Parece
uma Lei universal (mas não é): quanto mais uma pessoa enxerga e
sente e pensa, mais difícil é a inserção de seus pensamentos e
opiniões na sociedade. Isso é muito claro ao analisarmos a História
e observarmos as inúmeras injustiças humanas cometidas contra
pessoas de todas áreas, muito à frente de sua época: Arquimedes
foi morto pela impaciência de um centurião romano, que se recusou a
esperar que o cientista terminasse uma linha de raciocínio; Galileu
foi ignorado pela Igreja ao apresentar sua nova teoria astronômica;
Albert Camus foi sistematicamente rejeitado pelos intelectuais da
época por ter uma mente mais livre que a média; Beethoven sempre
esteve numa condição financeira ruim por não se curvar à Nobreza
e Igreja; e por aí vai. Os casos são inúmeros. E hoje em dia,
apesar dos ataques serem menos bárbaros (não se pode mais condenar
alguém à fogueira por acreditar ou pensar em algo pouco usual), a
"defesa" da sociedade contra as mentes inovadoras continua
firme. Podemos encaixar Noam Chomsky nessa categoria de gente.
Chomsky. Olhar introspectivo. |
Abraham
Noam Chomsky é uma personalidade muito peculiar. Desde a mais tenra
infância esse judeu descendente de ucranianos apresentou uma
sensibilidade social aguçada aliada a uma capacidade intelectual
(muito) acima da média. Em vários campos.
Aos 10
anos escreveu um artigo (isso mesmo, um artigo) sobre a Guerra Civil
Espanhola que ocorria do outro lado do Atlântico. Desde essa época
ele já tinha uma compreensão madura do que eram coisas como
autoritarismo, capitalismo, socialismo, comunismo. E compreendia os
fenômenos político-sociais ocorrendo, sempre se distanciando da
visão propagada pela mídia. Analisa, reflete e pondera. Algo muito
raro em nosso mundo. É graças a ele que mantive minha postura de
defesa ao socialismo libertário (comumente conhecido como
anarquismo). Graças aos seus textos claros, inteligentes e atuais
pude compreender o que de fato é o anarquismo - infelizmente ainda
muito associado à desordem.
Chomsky
se especializou em linguística no MIT, instituto onde leciona há
mais de 40 anos ininterruptamente após obter seu doutoramento. Mas
ele vai muito além da sua área, escrevendo artigos (e participando
de Fóruns) sobre sociedade, política, ética e psicologia. É uma
pessoa completa. E moralmente elevada, independente de sua crença ou
não-crença.
Não é
à toa que as influências de Chomsky são personalidades que
construíram grande parte do mosaico que é seu ser. São mentes
igualmente brilhantes, cujas formas de pensar, atuar e sentir são
semelhantes a dele: Bertrand Russell, Mikhail Bakunin, Adam Smith,
George Orwell, Alan Turing, Karl Marx, John Dewey, entre outros.
Interdisciplinaridade
é algo que permeia a mente de Chomsky. Essa característica
inclusive está cada vez mais presente nas mentes mais criativas que,
além (ou em conseqüência) disso, melhor sabem administrar sua vida
pessoal e profissional. É como se estivéssemos voltando a uma era
pré-industrial, na qual floresceram pessoas que dominavam várias
áreas do conhecimento e relacionavam as coisas. Só que melhor.

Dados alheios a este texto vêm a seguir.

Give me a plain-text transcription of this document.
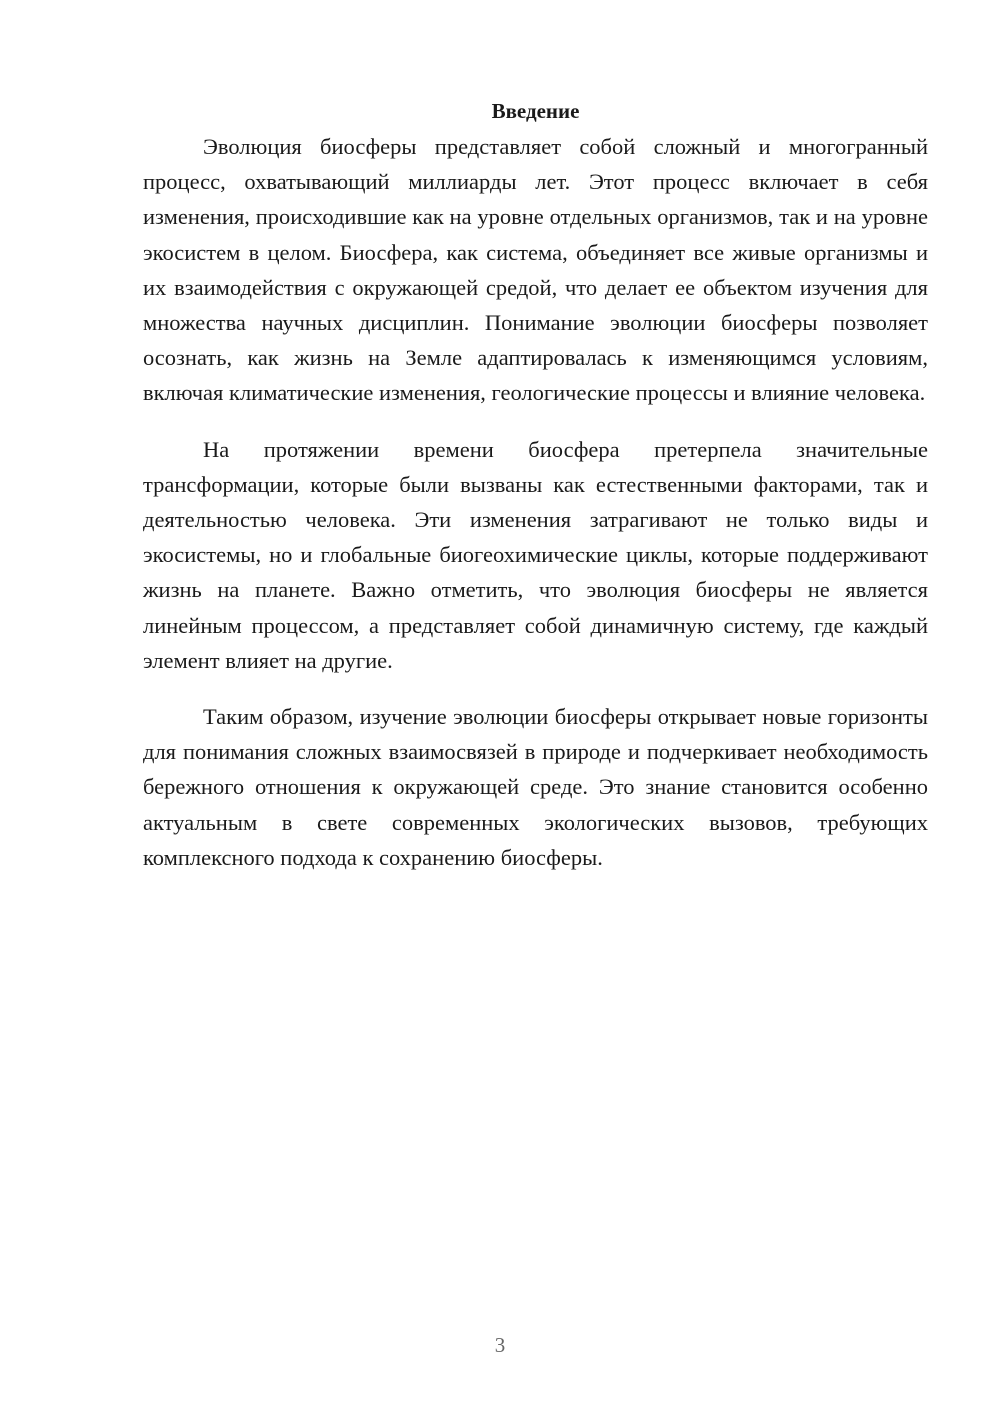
Введение

Эволюция биосферы представляет собой сложный и многогранный процесс, охватывающий миллиарды лет. Этот процесс включает в себя изменения, происходившие как на уровне отдельных организмов, так и на уровне экосистем в целом. Биосфера, как система, объединяет все живые организмы и их взаимодействия с окружающей средой, что делает ее объектом изучения для множества научных дисциплин. Понимание эволюции биосферы позволяет осознать, как жизнь на Земле адаптировалась к изменяющимся условиям, включая климатические изменения, геологические процессы и влияние человека.

На протяжении времени биосфера претерпела значительные трансформации, которые были вызваны как естественными факторами, так и деятельностью человека. Эти изменения затрагивают не только виды и экосистемы, но и глобальные биогеохимические циклы, которые поддерживают жизнь на планете. Важно отметить, что эволюция биосферы не является линейным процессом, а представляет собой динамичную систему, где каждый элемент влияет на другие.

Таким образом, изучение эволюции биосферы открывает новые горизонты для понимания сложных взаимосвязей в природе и подчеркивает необходимость бережного отношения к окружающей среде. Это знание становится особенно актуальным в свете современных экологических вызовов, требующих комплексного подхода к сохранению биосферы.

3
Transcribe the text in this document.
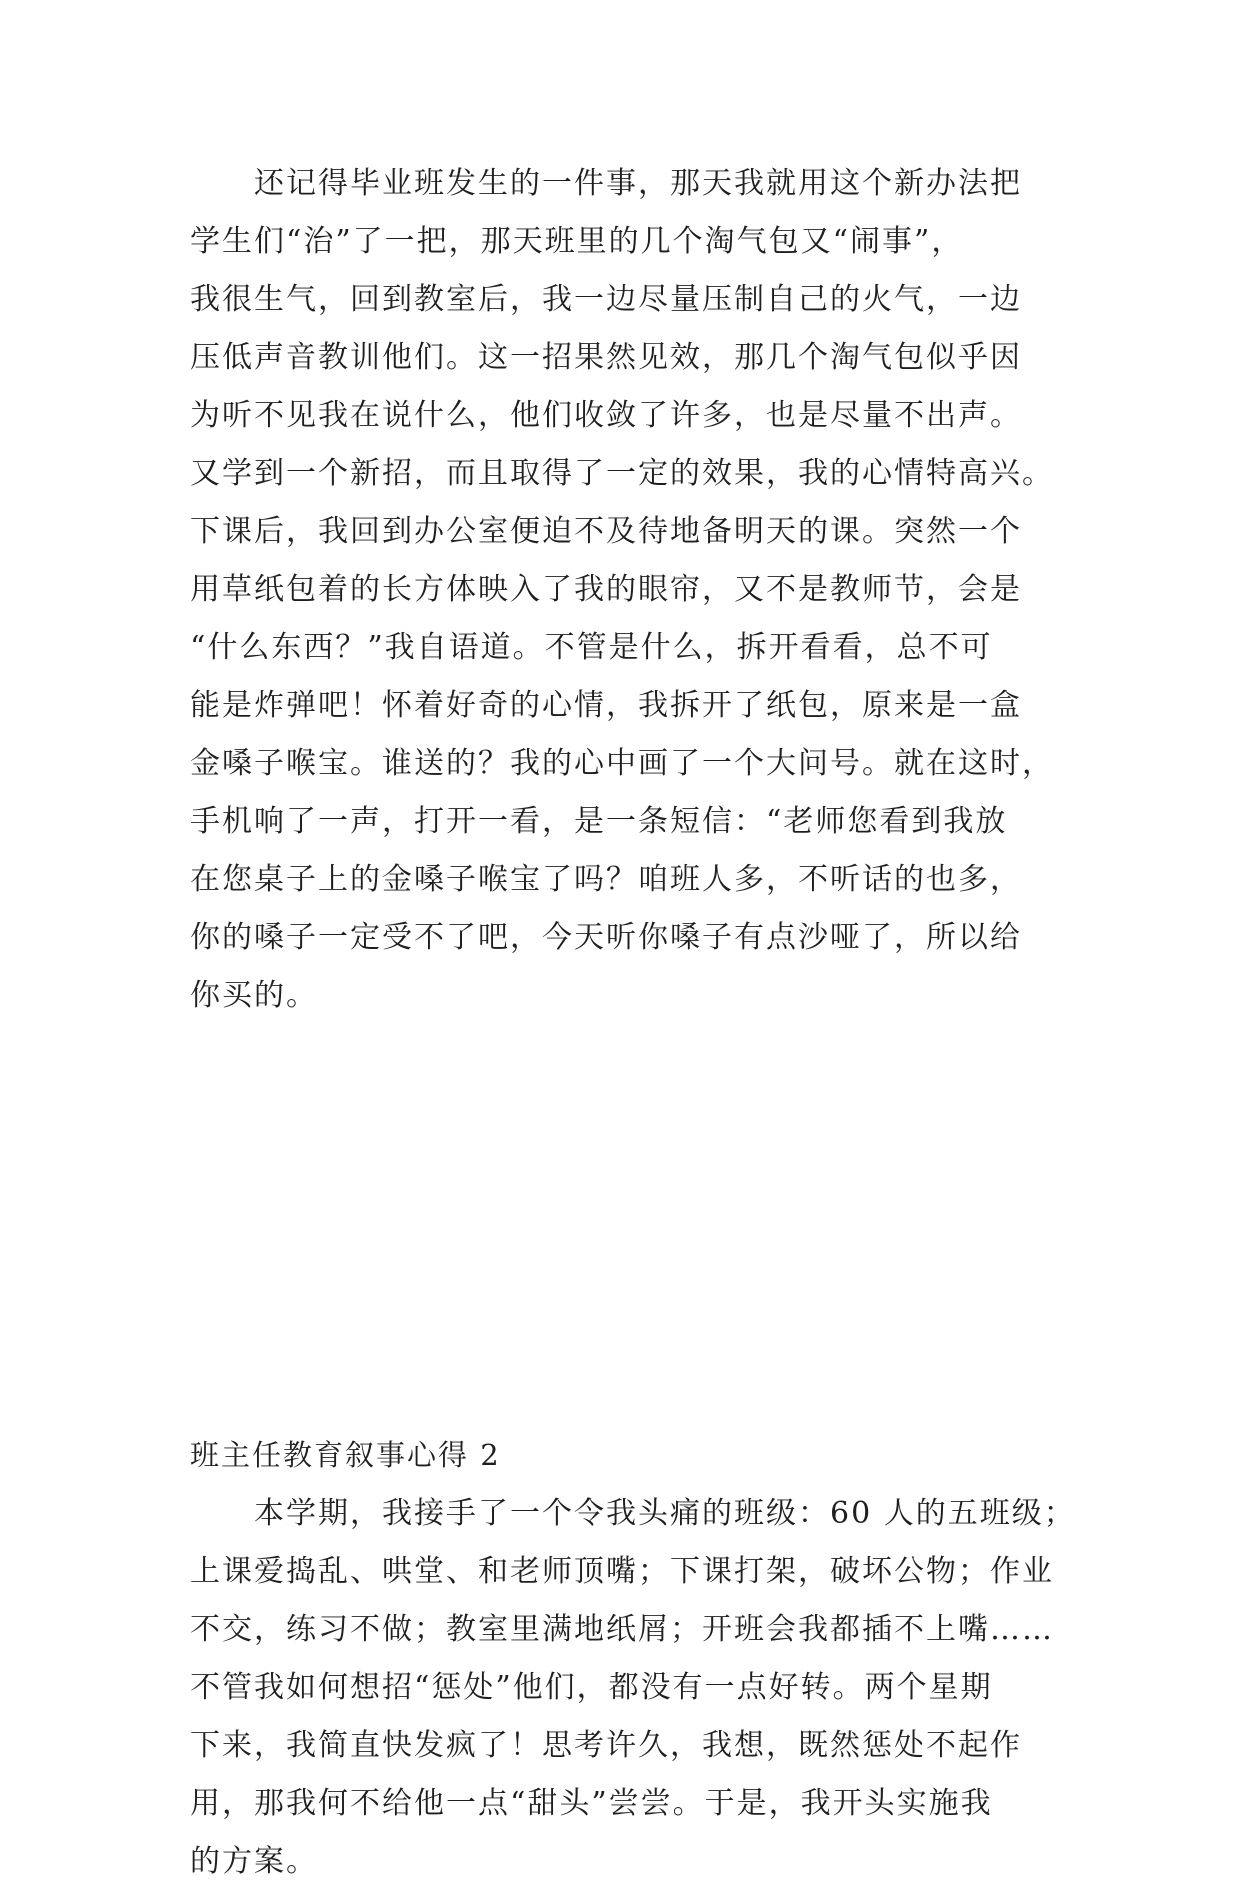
还记得毕业班发生的一件事，那天我就用这个新办法把
学生们“治”了一把，那天班里的几个淘气包又“闹事”，
我很生气，回到教室后，我一边尽量压制自己的火气，一边
压低声音教训他们。这一招果然见效，那几个淘气包似乎因
为听不见我在说什么，他们收敛了许多，也是尽量不出声。
又学到一个新招，而且取得了一定的效果，我的心情特高兴。
下课后，我回到办公室便迫不及待地备明天的课。突然一个
用草纸包着的长方体映入了我的眼帘，又不是教师节，会是
“什么东西？”我自语道。不管是什么，拆开看看，总不可
能是炸弹吧！怀着好奇的心情，我拆开了纸包，原来是一盒
金嗓子喉宝。谁送的？我的心中画了一个大问号。就在这时，
手机响了一声，打开一看，是一条短信：“老师您看到我放
在您桌子上的金嗓子喉宝了吗？咱班人多，不听话的也多，
你的嗓子一定受不了吧，今天听你嗓子有点沙哑了，所以给
你买的。
班主任教育叙事心得 2
本学期，我接手了一个令我头痛的班级：60 人的五班级；
上课爱捣乱、哄堂、和老师顶嘴；下课打架，破坏公物；作业
不交，练习不做；教室里满地纸屑；开班会我都插不上嘴……
不管我如何想招“惩处”他们，都没有一点好转。两个星期
下来，我简直快发疯了！思考许久，我想，既然惩处不起作
用，那我何不给他一点“甜头”尝尝。于是，我开头实施我
的方案。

Agora a especialização parece cada vez mais ganhar aspecto de ter
sido apenas um surto de uma Era (industrial) que, uma vez atingida a
maturidade, tende a dar lugar para uma nova Era (pós-industrial).
É
triste perceber que desde o início de seu trabalho extracurricular,
Chomsky sempre foi ignorado e boicotado pela mídia e grupos
corporativos poderosos. No entanto, pensando bem, isso é bom, pois
demonstra que suas reflexões estão muito próximas da verdade (o
maior medo dos poderosos é ver a verdade se espalhar e ser
compreendida pelo povo...exatamente o que esse grande lingüista vem
tentando fazer há décadas de forma magistral).
Dentre
suas obras mais impactantes se destaca "O Lucro ou as Pessoas?",
uma análise profunda sobre a insustentabilidade do modo de operação
(da maioria) das grandes corporações, e sua constante tentativa de
se apoderarem dos bens constitucionalmente garantidos aos povos do
planeta - de forma muito discreta e lenta, vale ressaltar. Através
dessa obra esse grande pensador contemporâneo traz à tona o tema do
autoritarismo, revelando que essa forma de administração está mais
forte do que nunca. Foi revitalizado pelo meio privado, que se
adentrou no aparato estatal. Aparato este que se tornou altamente
permeável a interesses particulares em detrimento do bem público.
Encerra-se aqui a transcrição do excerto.